Apple’s $1B for Advanced Manufacturing Is Just Dressy PR


NewCo Shift OpEd

And the company’s not alone in playing the game


Apple CEO Tim Cook appeared on CNBC last week to deliver some big news: The Company That Steve Jobs Built is placing $1 billion into a fund, which will then be invested in advanced manufacturing companies in the United States. This will presumably help Apple source more components for its computers and phones here.

“We can be the ripple in the pond,” Cook told Jim Cramer. “Those manufacturing jobs create jobs around them, because you have a service industry that grows around them.”

Cook is right about that; manufacturing jobs are like economic seed corn, and as such I’m happy the company has announced this investment. I’d be even happier — and Apple would have an even larger positive impact on manufacturing — if the products the company sells in America were made here, too. That’s something it’s doing in China and in Brazil, and something it plans to do in India.

So why not in America?

Well, mostly because this announcement is dressy PR. Apple’s is the latest in a series of low-key mea culpas, issued from companies that contributed to the decimation of American manufacturing.

There’s Walmart, in consumer goods: The retailer — whose demand for cost controls once encouraged a wave of offshoring — has pledged $250 billion in domestic procurement over a period of 10 years. Left unsaid?
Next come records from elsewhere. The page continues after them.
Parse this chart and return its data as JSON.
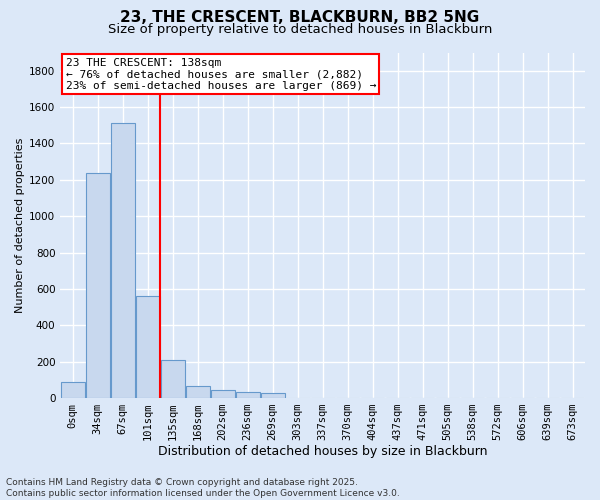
{
  "title": "23, THE CRESCENT, BLACKBURN, BB2 5NG",
  "subtitle": "Size of property relative to detached houses in Blackburn",
  "xlabel": "Distribution of detached houses by size in Blackburn",
  "ylabel": "Number of detached properties",
  "categories": [
    "0sqm",
    "34sqm",
    "67sqm",
    "101sqm",
    "135sqm",
    "168sqm",
    "202sqm",
    "236sqm",
    "269sqm",
    "303sqm",
    "337sqm",
    "370sqm",
    "404sqm",
    "437sqm",
    "471sqm",
    "505sqm",
    "538sqm",
    "572sqm",
    "606sqm",
    "639sqm",
    "673sqm"
  ],
  "values": [
    90,
    1235,
    1515,
    560,
    210,
    65,
    45,
    35,
    27,
    0,
    0,
    0,
    0,
    0,
    0,
    0,
    0,
    0,
    0,
    0,
    0
  ],
  "bar_color": "#c8d8ee",
  "bar_edge_color": "#6699cc",
  "vline_color": "red",
  "vline_x_idx": 3.5,
  "annotation_text": "23 THE CRESCENT: 138sqm\n← 76% of detached houses are smaller (2,882)\n23% of semi-detached houses are larger (869) →",
  "annotation_box_color": "white",
  "annotation_box_edge_color": "red",
  "ylim": [
    0,
    1900
  ],
  "yticks": [
    0,
    200,
    400,
    600,
    800,
    1000,
    1200,
    1400,
    1600,
    1800
  ],
  "bg_color": "#dce8f8",
  "grid_color": "white",
  "footnote": "Contains HM Land Registry data © Crown copyright and database right 2025.\nContains public sector information licensed under the Open Government Licence v3.0.",
  "title_fontsize": 11,
  "subtitle_fontsize": 9.5,
  "xlabel_fontsize": 9,
  "ylabel_fontsize": 8,
  "tick_fontsize": 7.5,
  "annot_fontsize": 8,
  "footnote_fontsize": 6.5
}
Its procurement budget likely would have led to that volume of purchases anyway; the announcement coincided neatly with rising energy costs, meaning more expensive transcontinental shipping; and Walmart’s grocery sales are booming — and Walmart counts its produce as “American made.”

There’s GE, in durable goods: The company — whose former chief executive once said, “ideally, you’d have every plant you own on a barge” — helped lead a global wave of outsourcing, though recently it reshored a trickle of jobs and its current CEO, Jeff Immelt, has acknowledged his company went too far.

And now comes Apple, the cash-laden icon, in the tech sector. That ripple effect Cook mentioned in his interview? It’s currently being enjoyed overseas, in places like the burgeoning Chinese city of Shenzhen, where an entire ecosystem of advanced manufacturing is now in place.

In southern China Apple has its iPhones made, and with years of practice, the Chinese manufacturers now make indistinguishable knockoffs. The tech-manufacturing ecosystem in China is flourishing; in 2015 alone, the United States had a nearly $120 billion trade deficit with China in advanced technology goods.

So what should be said about Apple’s announcement that it’s a company driven by values, and that one of those values is support for the U.S. manufacturing sector?

First, an acknowledgement: If outsourcing manufacturing was a crime, companies like Apple have gotten off with a very light sentence. We know where and the conditions under which products like the iPhone are produced, and we know how lucrative this manufacturing process has been for the corporate office in Cupertino.

Secondly, a response: If Apple wanted to make a tangible difference for domestic employment and manufacturing, it would open a factory to make an iPhone in the United States, invest about 2 percent of its $250 billion cash hoard, and jump-start a tech manufacturing revolution.

But it won’t. Instead, it mostly makes excuses about challenges like poor worker training and a dearth of engineers in the U.S., rather than offering to be part of the solution. For a company with such elegant design and imaginative product development, its production system is decidedly unimaginative, antiquated and ugly, relying on the sweat and toil of tens of thousands of underpaid workers.

Actions like this won’t will fundamentally alter the future of American manufacturing until actual production is brought back to these shores. That will require bigger commitments from companies like Apple, as well as their support for a more active Washington response to the overarching problem of the Chinese government’s trade mercantilism. But that’s an argument for another day.

I want Apple to succeed and spark a new manufacturing revolution. I love its products. I want to be proud of the way in which they are made, as well.

But the day it really returns manufacturing will be a day to celebrate.